What is sum of squared residuals for \(y = 0 + -1*X\)?

(1+1)^2 + (2+2)^2 + (3+3)^2
[1] 56

Cost Function

Sum of Squared Residuals as function of possible values of \(b\)

Least Squares Regression


  • When we estimate a least squares regression, it is looking for the line that minimizes sum of squared residuals

  • In the simple example, I set \(a=0\) to make it easier.

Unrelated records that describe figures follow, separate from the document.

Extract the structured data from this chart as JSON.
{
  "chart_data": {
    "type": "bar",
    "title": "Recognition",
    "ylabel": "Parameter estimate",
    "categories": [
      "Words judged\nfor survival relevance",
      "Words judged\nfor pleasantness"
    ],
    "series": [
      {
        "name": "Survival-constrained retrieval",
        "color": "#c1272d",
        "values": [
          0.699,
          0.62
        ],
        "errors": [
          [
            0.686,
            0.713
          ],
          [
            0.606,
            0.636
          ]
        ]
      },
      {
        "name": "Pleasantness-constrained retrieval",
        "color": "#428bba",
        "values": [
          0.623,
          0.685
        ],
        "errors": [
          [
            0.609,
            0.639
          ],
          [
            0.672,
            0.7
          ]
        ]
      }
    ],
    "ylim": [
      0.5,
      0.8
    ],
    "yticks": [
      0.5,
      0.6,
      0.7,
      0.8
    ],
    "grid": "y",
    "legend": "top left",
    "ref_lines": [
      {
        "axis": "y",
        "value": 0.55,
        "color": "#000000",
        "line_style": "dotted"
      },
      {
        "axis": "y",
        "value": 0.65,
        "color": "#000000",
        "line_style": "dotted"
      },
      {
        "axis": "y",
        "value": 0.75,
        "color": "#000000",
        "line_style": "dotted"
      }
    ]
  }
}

More complicated when searching for combination of \(a\) and \(b\) that minimize, but same basic idea

Least Squares Regression


  • There is a way to solve for this analytically for linear regression (i.e., by doing math…)

    – They made us do this in grad school…

  • In machine learning, people also use gradient descent algorithm in which the computer searches over possible combinations of \(a\) and \(b\) until it settles on the lowest point.

Least Squares Regression

Least Squares Regression

Your Turn


Are democracies less corrupt?


  • V-Dem includes a Political Corruption Index, which aggregates corruption in a number of spheres (see codebook for details).

  • The variable name is: v2x_corr : lower values mean less corruption

  • See started code HERE

Your Turn


Are democracies less corrupt?


  • Filter the V-Dem data to only include the year 2019
  • Make a scatterplot to visualize the relationship between democracy (X) and corruption (Y) (use the v2x_libdem variable for democracy)
  • Fit a linear model
  • Interpret results for the slope and intercept
  • For a country with the average (mean) level of democracy, what is the predicted level of corruption?
10:00

Create Your Own Model


  • What is a theory that you would like to test with V-Dem data?
  • What is the dependent variable?
  • What is the independent variable?
  • Map out steps to wrangle the data and fit a regression model
  • What do you expect to find?
  • Now go ahead and wrangle the data
  • Fit the model
  • Interpret the coefficients and their significance
  • Did the results match your expectations?